Dramático “batismo” operacional

Nível dos 26 homens-rãs do CB, formados recentemente no curso realizado na Corporação é considerado como de elevado padrão, avaliação que se confirma na operação de busca e salvamento na tragédia do Solimões

Na semana que passou, a mais nova equipe operacional do Corpo de Bombeiros Militares do Amazonas (CBMAM), formada pelos “homens-rãs”, teve um triste “batismo operacional”, quando logo após formar uma turma composta por 26 novos mergulhadores autônomos teve que atuar no resgate às quase 50 vítimas do naufrágio do barco Comandante Sales.

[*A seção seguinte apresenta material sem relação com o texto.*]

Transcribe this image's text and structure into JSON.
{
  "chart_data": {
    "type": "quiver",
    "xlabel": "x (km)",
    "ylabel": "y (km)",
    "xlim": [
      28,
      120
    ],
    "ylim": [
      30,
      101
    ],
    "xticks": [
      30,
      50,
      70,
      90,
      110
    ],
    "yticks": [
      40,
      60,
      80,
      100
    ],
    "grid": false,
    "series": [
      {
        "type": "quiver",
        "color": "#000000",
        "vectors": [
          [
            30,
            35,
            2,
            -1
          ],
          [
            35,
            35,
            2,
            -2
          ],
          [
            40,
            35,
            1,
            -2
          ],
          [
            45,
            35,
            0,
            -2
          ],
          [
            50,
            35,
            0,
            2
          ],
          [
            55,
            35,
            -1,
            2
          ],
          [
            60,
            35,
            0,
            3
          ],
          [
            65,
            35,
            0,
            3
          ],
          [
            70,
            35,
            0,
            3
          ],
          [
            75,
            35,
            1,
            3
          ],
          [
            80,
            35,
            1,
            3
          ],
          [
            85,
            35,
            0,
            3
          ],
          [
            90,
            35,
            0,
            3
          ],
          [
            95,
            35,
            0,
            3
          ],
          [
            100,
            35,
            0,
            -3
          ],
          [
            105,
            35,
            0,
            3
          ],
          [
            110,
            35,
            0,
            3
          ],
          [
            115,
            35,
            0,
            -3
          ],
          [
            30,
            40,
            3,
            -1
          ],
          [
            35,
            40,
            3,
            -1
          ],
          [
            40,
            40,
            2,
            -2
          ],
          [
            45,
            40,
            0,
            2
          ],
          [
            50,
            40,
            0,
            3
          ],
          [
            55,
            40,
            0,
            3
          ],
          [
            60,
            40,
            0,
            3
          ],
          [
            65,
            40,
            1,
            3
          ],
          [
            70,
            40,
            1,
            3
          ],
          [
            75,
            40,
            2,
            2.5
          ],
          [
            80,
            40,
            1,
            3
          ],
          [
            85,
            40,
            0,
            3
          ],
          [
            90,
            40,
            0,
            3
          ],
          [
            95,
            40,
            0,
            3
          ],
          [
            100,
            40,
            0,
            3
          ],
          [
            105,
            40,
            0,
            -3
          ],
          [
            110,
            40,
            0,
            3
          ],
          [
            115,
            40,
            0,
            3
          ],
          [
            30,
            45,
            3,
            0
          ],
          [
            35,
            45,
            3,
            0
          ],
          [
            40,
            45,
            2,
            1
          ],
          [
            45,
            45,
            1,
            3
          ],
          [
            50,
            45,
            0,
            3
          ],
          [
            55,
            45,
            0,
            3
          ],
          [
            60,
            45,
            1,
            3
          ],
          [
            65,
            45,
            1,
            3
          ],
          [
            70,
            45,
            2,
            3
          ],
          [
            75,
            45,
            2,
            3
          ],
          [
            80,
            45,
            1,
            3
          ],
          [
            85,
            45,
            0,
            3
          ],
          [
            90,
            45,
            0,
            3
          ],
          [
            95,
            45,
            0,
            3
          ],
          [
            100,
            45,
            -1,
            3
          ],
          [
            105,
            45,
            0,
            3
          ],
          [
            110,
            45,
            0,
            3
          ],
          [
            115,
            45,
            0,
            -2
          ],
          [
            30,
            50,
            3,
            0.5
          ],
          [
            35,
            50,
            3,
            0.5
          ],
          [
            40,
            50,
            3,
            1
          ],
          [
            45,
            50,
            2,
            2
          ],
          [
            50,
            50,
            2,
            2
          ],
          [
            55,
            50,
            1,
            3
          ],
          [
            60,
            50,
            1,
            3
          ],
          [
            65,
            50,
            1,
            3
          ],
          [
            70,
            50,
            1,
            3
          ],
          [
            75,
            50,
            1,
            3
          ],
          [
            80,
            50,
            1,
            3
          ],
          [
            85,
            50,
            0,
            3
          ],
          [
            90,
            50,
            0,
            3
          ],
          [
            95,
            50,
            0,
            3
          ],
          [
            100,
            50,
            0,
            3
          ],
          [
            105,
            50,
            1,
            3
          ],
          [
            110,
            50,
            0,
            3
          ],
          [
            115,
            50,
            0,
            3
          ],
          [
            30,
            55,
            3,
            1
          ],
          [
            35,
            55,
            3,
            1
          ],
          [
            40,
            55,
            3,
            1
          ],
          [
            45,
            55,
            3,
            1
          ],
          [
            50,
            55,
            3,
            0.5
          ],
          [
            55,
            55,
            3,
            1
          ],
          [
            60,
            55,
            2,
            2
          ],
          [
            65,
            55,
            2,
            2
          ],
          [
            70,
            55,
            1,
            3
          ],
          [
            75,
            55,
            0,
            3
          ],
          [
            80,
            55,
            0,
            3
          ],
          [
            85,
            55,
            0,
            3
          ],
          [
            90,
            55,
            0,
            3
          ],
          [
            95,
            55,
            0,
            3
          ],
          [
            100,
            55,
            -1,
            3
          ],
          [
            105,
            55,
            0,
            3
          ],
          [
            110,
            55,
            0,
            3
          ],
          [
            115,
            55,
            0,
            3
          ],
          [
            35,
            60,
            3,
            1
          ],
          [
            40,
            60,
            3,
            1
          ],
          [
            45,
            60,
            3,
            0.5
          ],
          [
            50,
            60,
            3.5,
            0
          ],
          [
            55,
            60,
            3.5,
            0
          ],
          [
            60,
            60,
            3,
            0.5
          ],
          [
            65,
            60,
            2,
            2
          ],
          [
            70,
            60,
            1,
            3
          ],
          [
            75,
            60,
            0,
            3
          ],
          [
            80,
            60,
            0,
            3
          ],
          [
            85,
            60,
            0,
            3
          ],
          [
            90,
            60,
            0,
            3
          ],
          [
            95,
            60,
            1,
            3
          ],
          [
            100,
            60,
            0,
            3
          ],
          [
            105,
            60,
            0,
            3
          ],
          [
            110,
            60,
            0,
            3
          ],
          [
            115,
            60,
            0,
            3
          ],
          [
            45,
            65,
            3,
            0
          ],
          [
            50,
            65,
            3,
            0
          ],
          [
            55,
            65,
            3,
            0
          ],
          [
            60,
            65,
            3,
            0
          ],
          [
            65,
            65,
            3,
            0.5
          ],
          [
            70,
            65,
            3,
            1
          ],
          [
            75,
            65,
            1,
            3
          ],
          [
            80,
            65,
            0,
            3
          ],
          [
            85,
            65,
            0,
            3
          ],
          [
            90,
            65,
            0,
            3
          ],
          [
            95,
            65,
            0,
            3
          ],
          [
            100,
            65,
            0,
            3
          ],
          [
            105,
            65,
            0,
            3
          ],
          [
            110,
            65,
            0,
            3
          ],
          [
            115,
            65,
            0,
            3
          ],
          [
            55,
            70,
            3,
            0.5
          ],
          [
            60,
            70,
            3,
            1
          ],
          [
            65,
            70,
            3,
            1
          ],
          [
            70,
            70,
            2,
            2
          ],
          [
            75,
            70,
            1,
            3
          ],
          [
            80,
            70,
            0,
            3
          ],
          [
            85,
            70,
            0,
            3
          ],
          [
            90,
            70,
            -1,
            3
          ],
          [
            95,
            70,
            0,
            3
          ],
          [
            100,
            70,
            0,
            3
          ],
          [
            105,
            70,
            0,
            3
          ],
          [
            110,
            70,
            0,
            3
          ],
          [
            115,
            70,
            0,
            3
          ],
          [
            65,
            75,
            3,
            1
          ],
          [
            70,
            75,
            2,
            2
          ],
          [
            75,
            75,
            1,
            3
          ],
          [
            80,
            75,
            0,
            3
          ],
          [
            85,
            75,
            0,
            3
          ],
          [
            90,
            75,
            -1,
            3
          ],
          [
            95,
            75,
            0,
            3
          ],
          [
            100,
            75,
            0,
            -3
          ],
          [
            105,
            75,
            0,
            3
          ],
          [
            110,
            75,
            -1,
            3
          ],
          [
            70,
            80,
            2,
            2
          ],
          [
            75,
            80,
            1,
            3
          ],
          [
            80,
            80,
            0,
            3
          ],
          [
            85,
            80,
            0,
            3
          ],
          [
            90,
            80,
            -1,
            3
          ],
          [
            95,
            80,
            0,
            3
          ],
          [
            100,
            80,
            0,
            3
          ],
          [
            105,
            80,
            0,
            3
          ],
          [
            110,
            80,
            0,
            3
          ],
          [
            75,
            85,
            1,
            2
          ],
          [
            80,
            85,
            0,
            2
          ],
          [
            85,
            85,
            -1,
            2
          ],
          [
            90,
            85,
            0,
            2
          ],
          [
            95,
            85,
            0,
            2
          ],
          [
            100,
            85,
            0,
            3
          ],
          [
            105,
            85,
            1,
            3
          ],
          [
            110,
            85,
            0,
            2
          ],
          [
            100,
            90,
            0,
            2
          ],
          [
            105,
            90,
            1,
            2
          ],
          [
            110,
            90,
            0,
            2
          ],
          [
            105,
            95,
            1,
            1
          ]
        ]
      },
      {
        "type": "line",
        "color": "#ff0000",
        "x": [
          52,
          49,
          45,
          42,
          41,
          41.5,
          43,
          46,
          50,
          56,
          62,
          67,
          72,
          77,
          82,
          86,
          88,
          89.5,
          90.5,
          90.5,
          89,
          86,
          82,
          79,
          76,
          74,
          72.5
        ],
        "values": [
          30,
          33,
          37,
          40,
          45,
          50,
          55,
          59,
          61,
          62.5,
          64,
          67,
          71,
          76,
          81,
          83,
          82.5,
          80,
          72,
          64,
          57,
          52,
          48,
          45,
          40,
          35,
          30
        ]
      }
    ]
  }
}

Esses 26 novos mergulhadores autônomos participaram de um curso completo de busca e salvamento, aliado à utilização dos mais modernos recursos técnicos, incluindo o de posicionamento global e intercomunicação terra-submersível, o que faz do CB um dos três melhores e mais bem aparelhados do Brasil, igualando-se aos de São Paulo e Pará, pioneiros nesse tipo de preparação e atuação.

Agora, somados aos seis anteriormente existentes, eleva para 32 o total de “homens-rãs”, que são comandados pelo 1º. Tenente BM Máximo, da subunidade operacional integrada por esses militares.

Segundo avaliação do tenente-coronel Mário, o nível dos 26 homens-rãs do CB formados recentemente no curso realizado na Corporação, foi do mais alto padrão possível e os resultados obtidos foram excelentes. “O grau de motivação e aprendizado da tropa foi ótimo. Creio termos preparado um dos melhores grupos de profissionais de todo o Brasil,” disse Mário Filho.

Para a formação profissional dos 26 novos profissionais do CB, Antônio Dias enfatizou, também, o papel de entidades civis, como o hospital Beneficente Portuguesa e o Inpa, que colocaram à disposição da corporação médicos hiperbaristas e um biólogo aquático para ministrarem palestras aos mergulhadores autônomos amazonenses.

O apelido de “homens-rãs” apareceu durante a Segunda Guerra Mundial, tendo sido usado pelos aliados ocidentais (ingleses e norte-americanos) para designar seus mergulhadores autônomos militares que atuavam nas ações de “comando” (guerrilha anfíbia) e nas de busca e salvamento. Após o término daquele conflito, o termo passou a identificar todos os tipos de mergulhadores autônomos, não só os utilizados em missões bélicas, mas, igualmente, os empregados na defesa civil, fossem os das diversas polícias ou dos bombeiros; e é nesse último aspecto que se enquadram os 32 componentes da unidade de mergulhadores autônomos do Corpo de Bombeiros Militares do Amazonas.